1. In the following addition problem find \( \mathbf{A}+\mathbf{B}+\mathbf{C} \) if each digit is different \[ \begin{array}{c} A B C \\ \text { ABC } \\ \text { ABC } \\ \hline 1 \text { A } 25 \end{array} \]

To solve the addition problem, we need to analyze the given equation: \[ \begin{array}{c} A B C \\ \text { ABC } \\ \text { ABC } \\ \hline 1 \text { A } 25 \end{array} \] This can be interpreted as: \[ ABC + ABC + ABC = 1A25 \] This simplifies to: \[ 3 \times ABC = 1A25 \] Let \( ABC \) be represented as \( 100A + 10B + C \).

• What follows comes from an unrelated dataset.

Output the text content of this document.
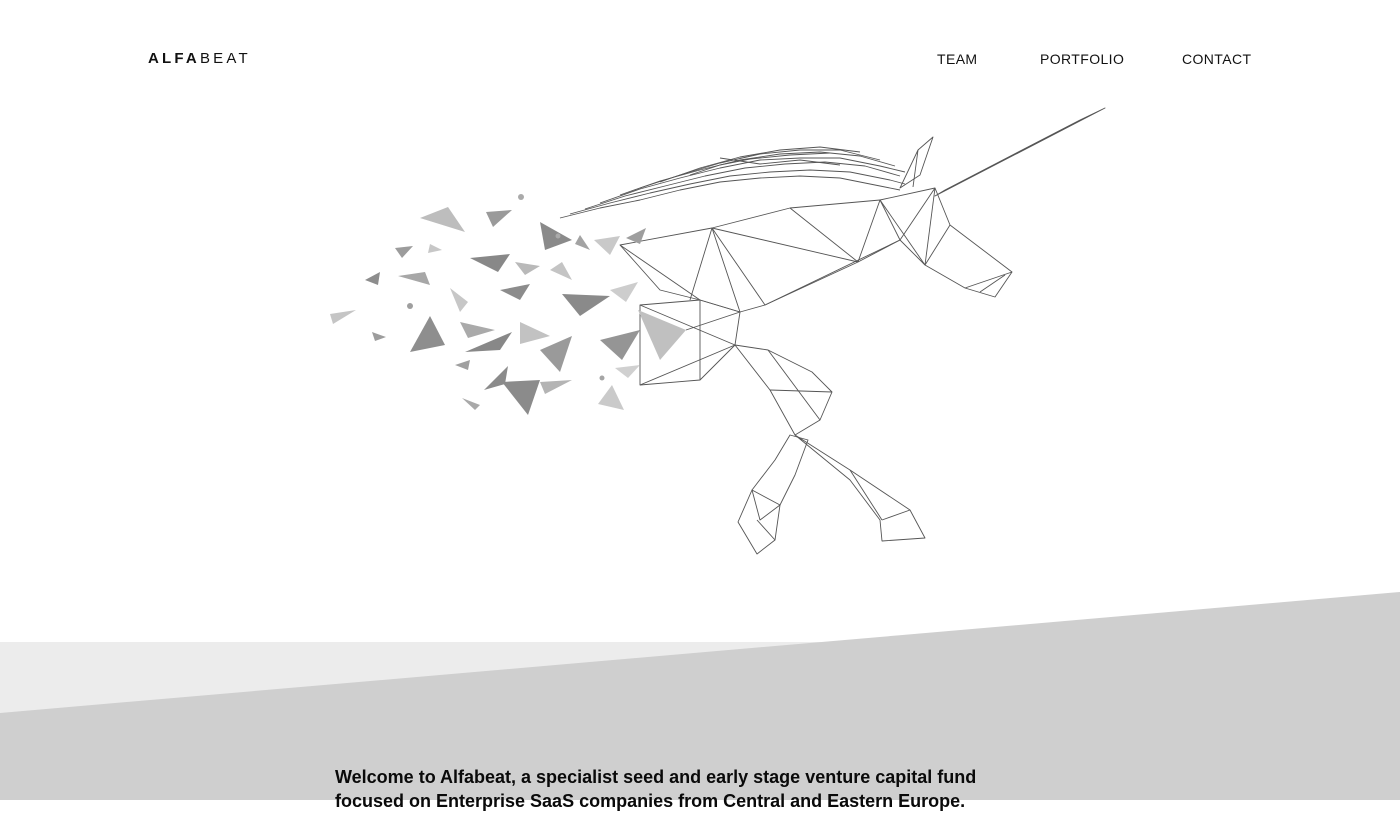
ALFABEAT	TEAM	PORTFOLIO	CONTACT

Welcome to Alfabeat, a specialist seed and early stage venture capital fund focused on Enterprise SaaS companies from Central and Eastern Europe.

Therefore, we can rewrite the equation as: \[ 3(100A + 10B + C) = 1000 + 100A + 20 + 5 \] This simplifies to: \[ 300A + 30B + 3C = 1000 + 100A + 25 \] Now, rearranging gives us: \[ 300A + 30B + 3C - 100A - 25 = 1000 \] This simplifies to: \[ 200A + 30B + 3C = 1000 + 25 \] Thus: \[ 200A + 30B + 3C = 1025 \] Now, we can divide the entire equation by 5 to simplify: \[ 40A + 6B + C = 205 \] Next, we need to find values for \( A \), \( B \), and \( C \) such that they are different digits (0-9) and satisfy the equation \( 40A + 6B + C = 205 \). ### Step 1: Determine possible values for \( A \) Since \( A \) is a digit, the maximum value for \( 40A \) must be less than or equal to 205. Thus, we can find the maximum possible value for \( A \): \[ 40A \leq 205 \implies A \leq \frac{205}{40} \approx 5.125 \] So, \( A \) can be 0, 1, 2, 3, 4, or 5. ### Step 2: Test values for \( A \) Let's test each possible value for \( A \): 1. **If \( A = 5 \)**: \[ 40(5) + 6B + C = 205 \implies 200 + 6B + C = 205 \implies 6B + C = 5 \] This is not possible since \( B \) and \( C \) must be digits. 2. **If \( A = 4 \)**: \[ 40(4) + 6B + C = 205 \implies 160 + 6B + C = 205 \implies 6B + C = 45 \] This is not possible since \( C \) must be a digit. 3. **If \( A = 3 \)**: \[ 40(3) + 6B + C = 205 \implies 120 + 6B + C = 205 \implies 6B + C = 85 \] This is not possible since \( C \) must be a digit. 4. **If \( A = 2 \)**: \[ 40(2) + 6B + C = 205 \implies 80 + 6B + C = 205 \implies 6B + C = 125 \] This is not possible since \( C \) must be a digit. 5. **If \( A = 1 \)**: \[ 40(1) + 6B + C = 205 \implies 40 + 6B + C = 205 \implies 6B + C = 165 \] This is not possible since \( C \) must be a digit. 6. **If \( A = 0 \)**: \[ 40(0) + 6B + C = 205 \implies 6B + C = 205 \] This is not possible since \( C \) must be a digit. ### Conclusion After testing all possible values for \( A \), we find that there are no valid combinations of \( A \), \( B \), and \( C \) that satisfy the equation while keeping all digits different. Thus, it appears there may be an error in the problem setup or constraints. Please verify the problem statement or provide additional information.